There are 8 nuclear powerstations currently operating in the UK, and they are all owned and managed by EDF Energy, the UK subsidiary of the French state owned EDF.

Obviously there is a large difference between French and Chinese state owned companies


One would assume that after having fought 2 world wars on the same side, despite the banter, France and the UK should be seen as allies and friends.

If you look at the history of the London Stock Exchange Group it's far from being British already - https://en.wikipedia.org/wiki/London_Stock_Exchange_Group

Nasdaq runs/operates something like over 70 exchanges world wide selling "exchange technology" to nation states.

Countries have bespoke rules as to how they utilize outside help, everything from merely purchasing the source code and running & operating themselves to fully outsourcing everything.

Outside of US equities, most other worldwide markets are pretty tiny as far as transaction volume goes.


It's Brexit Britain, everything is up for sale.

It's not for sale: "The unsolicited approach".

Most stock exchanges are owned by some "outsider" publicly traded company.
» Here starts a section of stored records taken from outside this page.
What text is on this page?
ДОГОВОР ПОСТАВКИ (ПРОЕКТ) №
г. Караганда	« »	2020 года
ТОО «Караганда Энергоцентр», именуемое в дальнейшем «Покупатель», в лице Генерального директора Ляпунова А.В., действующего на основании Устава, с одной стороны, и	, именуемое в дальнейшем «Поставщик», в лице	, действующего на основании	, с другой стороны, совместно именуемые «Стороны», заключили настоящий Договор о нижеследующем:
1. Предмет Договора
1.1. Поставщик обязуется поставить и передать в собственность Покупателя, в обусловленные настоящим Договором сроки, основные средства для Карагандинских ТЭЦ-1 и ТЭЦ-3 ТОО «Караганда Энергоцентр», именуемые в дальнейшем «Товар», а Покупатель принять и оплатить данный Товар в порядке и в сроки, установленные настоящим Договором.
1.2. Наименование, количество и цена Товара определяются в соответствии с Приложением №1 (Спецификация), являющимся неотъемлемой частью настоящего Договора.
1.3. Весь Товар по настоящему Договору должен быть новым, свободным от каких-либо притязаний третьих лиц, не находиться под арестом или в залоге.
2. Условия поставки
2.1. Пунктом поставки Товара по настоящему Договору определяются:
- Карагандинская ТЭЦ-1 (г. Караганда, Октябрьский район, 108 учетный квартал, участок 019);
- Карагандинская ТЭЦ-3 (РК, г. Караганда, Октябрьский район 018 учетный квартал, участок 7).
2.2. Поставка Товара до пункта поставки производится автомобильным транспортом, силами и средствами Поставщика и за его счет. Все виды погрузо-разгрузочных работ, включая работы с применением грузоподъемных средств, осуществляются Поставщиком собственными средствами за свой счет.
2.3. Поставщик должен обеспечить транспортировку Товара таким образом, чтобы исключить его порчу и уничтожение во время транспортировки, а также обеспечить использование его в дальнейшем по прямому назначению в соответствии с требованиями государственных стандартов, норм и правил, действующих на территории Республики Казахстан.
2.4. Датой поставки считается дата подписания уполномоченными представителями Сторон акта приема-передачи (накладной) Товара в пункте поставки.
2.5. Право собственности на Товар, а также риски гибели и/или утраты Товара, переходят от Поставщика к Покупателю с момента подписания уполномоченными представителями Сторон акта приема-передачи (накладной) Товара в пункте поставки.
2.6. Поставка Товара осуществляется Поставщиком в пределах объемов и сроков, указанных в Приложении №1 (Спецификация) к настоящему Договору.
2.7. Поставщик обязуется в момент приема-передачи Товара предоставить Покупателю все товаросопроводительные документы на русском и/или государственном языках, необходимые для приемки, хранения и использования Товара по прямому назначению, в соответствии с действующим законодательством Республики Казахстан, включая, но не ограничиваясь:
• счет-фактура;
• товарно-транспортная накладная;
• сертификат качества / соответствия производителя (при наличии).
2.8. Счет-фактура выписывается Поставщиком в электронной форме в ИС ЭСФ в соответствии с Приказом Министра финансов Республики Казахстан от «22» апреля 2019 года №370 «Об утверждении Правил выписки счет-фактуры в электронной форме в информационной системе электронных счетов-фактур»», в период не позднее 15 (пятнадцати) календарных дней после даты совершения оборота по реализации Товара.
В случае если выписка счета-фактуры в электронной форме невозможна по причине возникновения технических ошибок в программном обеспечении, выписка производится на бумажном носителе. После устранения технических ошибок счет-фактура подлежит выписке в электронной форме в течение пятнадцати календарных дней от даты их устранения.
The London Stock Exchange owns the Milan Stock Exchange for example.

As far as stock exchange companies go, they’re fairly well concentrated in the UK.

Meanwhile the NYSE is owned by ICE with tons of EU operations after buying Euronext (ie: Paris and Amsterdam to name 2).

Nasdaq owns a bunch of Baltic and Scandinavian exchanges.

The Boursa Italia isn’t exactly a juggernaut in EU/world terms.

And there’s lots of exchanges for Italian companies to list on if they want good access to their shares (e.g. Ferrari cross listed in NY).


more precisely, I think, the London Stock Exchange Group born of the fusion of Milan (28%) and London(72%) owns the London Stock Exchange, and Milan Stock Exchange.

that ship sailed in the thatcher era

Absolutely, Thatcher taught us that any money is good regardless of its origin. Long term consequences be dammed.

Exchanges are largely publicly traded and thus owned by large swaths of individuals, not nation states (though Hong Kong & China are different).

For euro based exchanges the ship has largely sailed even with where their corporate parents are based with giant impactful exchanges like Liffe being owned by external companies.


That is true for most countries, but as you realize that there a limitations to your capacity, self-imposed or otherwise, you are bound to send production to another country, often an 'ally' nation.

True, I should have said major countries. A small country has no chance, they best hope to chose the least worst partner /patron. But USA, UK, Germany, France etc can handle stock exchanges just fine without any HK (Chinese?) money /influence.

Not at all, it's par for the course for a country's government to review such a deal, some pass and some don't.

Recently (2016) in the UK SoftBank's acquisition of Arm was at least somewhat controversially approved; it was by no means a done deal just because SB offered and shareholders agreed.


HKEX bought Londom Commodities Exchange a couple of years ago.